The findings from 2 large population-based studies performed in different settings do not support associations between atopic eczema and most cancers. However, an association was observed between atopic eczema and lymphoma, particularly NHL, that increased with eczema severity.
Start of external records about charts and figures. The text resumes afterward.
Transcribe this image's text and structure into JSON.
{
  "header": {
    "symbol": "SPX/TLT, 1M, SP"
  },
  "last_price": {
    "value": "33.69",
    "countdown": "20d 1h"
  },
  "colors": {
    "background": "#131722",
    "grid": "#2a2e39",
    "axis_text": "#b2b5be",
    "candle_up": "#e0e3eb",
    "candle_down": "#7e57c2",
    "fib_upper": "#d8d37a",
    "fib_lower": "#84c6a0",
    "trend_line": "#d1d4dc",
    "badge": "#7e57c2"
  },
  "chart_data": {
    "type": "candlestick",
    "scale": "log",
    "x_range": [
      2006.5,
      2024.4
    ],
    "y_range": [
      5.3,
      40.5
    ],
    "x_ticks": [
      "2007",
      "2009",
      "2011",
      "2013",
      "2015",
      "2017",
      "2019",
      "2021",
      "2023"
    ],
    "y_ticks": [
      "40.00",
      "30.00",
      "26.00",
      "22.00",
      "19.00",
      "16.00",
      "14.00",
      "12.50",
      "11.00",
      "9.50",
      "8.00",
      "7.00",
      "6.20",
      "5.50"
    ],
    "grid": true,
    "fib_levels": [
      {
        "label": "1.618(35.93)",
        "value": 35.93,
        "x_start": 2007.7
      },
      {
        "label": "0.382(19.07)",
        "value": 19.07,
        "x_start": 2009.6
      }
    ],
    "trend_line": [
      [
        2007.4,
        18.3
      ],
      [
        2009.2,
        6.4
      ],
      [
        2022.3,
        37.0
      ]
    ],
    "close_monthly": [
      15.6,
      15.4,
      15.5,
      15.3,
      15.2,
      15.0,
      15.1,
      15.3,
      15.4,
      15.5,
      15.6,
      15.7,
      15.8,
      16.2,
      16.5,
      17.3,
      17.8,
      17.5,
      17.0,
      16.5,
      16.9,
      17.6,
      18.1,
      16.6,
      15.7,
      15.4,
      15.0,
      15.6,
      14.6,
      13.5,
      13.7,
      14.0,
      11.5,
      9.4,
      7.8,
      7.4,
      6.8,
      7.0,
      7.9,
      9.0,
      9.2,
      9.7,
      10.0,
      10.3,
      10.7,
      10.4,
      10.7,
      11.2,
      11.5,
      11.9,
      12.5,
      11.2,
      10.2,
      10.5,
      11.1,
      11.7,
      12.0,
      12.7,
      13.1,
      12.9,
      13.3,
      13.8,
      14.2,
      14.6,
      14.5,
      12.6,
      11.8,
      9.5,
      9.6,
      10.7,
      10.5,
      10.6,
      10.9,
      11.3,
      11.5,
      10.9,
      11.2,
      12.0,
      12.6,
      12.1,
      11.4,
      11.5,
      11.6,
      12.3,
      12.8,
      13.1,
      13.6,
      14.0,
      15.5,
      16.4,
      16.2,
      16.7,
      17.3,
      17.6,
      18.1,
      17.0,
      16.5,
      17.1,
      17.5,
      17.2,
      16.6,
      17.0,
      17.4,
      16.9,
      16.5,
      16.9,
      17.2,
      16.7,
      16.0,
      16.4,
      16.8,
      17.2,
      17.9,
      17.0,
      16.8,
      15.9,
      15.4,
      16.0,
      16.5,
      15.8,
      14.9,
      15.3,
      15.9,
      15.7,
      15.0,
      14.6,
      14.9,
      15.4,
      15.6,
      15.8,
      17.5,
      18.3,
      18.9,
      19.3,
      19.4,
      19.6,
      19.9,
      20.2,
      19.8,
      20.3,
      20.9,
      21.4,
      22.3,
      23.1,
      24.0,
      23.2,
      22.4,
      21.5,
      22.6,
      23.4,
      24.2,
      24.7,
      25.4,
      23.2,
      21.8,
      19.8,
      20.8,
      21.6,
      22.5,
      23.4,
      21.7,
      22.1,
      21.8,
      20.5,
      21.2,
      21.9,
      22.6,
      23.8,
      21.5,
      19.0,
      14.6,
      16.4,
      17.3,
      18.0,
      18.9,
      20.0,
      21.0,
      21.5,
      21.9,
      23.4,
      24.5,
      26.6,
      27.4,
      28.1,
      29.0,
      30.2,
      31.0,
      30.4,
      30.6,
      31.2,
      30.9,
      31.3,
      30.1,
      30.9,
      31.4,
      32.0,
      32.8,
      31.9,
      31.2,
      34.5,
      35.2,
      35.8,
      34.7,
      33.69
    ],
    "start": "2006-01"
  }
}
This finding warrants further study as new immunomodulatory systemic therapeutics are brought to market that may alter cancer risk.
特应性皮炎与癌症之间的关联尚不清楚,存在两种相互竞争的理论,一种认为增强免疫监视会降低癌症风险,另一种认为免疫刺激会增加癌症风险。在探索新型特应性皮炎生物药物与癌症风险之间的关联之前,确定特应性皮炎患者的癌症风险基线非常重要。
研究特应性皮炎是否与癌症相关。
设计、地点和参与者:本研究于 1998 年 1 月 2 日至 2016 年 3 月 31 日在英格兰,以及 1982 年 1 月 1 日至 2016 年 6 月 30 日在丹麦进行了匹配队列研究。我们在 2018 年 7 月至 2019 年 7 月之间进行了分析。研究地点为英格兰的初级保健机构和丹麦的全国性数据。特应性皮炎患者(仅在英格兰为成人,在丹麦为任何年龄)与无特应性皮炎患者匹配,匹配因素包括年龄、性别和日历时期(仅在英格兰还包括初级保健实践)。
特应性皮炎。
比较了有和无特应性皮炎患者的总体癌症风险和特定癌症风险。
在英格兰,匹配队列包括 471970 名特应性皮炎患者(中位[IQR]年龄,41.1[24.9-60.7]岁;276510[58.6%]为女性)和 2239775 名无特应性皮炎患者(中位[IQR]年龄,39.8[25.9-58.4]岁;1301074[58.1%]为女性)。在丹麦,匹配队列包括 44945 名特应性皮炎患者(中位[IQR]年龄,13.7[1.7-21.1]岁;22826[50.8%]为女性)和 445673 名无特应性皮炎患者(中位[IQR]年龄,13.5[1.7-20.8]岁;226323[50.8%]为女性)。研究结果表明,特应性皮炎与总体癌症(调整后的危险比[HR],1.04;99%CI,1.02-1.06 在英格兰和 1.05;99%CI,0.95-1.16 在丹麦)或大多数特定癌症之间几乎没有关联。然而,在英格兰,特应性皮炎患者的非皮肤淋巴瘤风险增加(调整后的 HR,1.19;99%CI,1.07-1.34 为非霍奇金淋巴瘤[NHL]和 1.48;99%CI,1.07-2.04 为霍奇金淋巴瘤)。与无特应性皮炎患者相比,特应性皮炎患者的淋巴瘤风险随着疾病严重程度的增加而增加(NHL 调整后的 HR,0.90-1.25 为轻度湿疹;1.04-1.48 为中度湿疹;1.42-3.04 为重度湿疹)。丹麦的点估计也显示,与无特应性皮炎患者相比,中重度特应性皮炎患者的淋巴瘤风险增加(最小调整后的 HR,0.76-2.26 为 NHL 和 0.65-2.82 为霍奇金淋巴瘤),但 99%CI 较宽。
这两项在不同环境中进行的大型基于人群的研究结果均不支持特应性皮炎与大多数癌症之间存在关联。然而,观察到特应性皮炎与淋巴瘤,特别是 NHL 之间存在关联,且随着湿疹严重程度的增加而增加。这一发现值得进一步研究,因为新的免疫调节全身治疗药物不断推向市场,可能会改变癌症风险。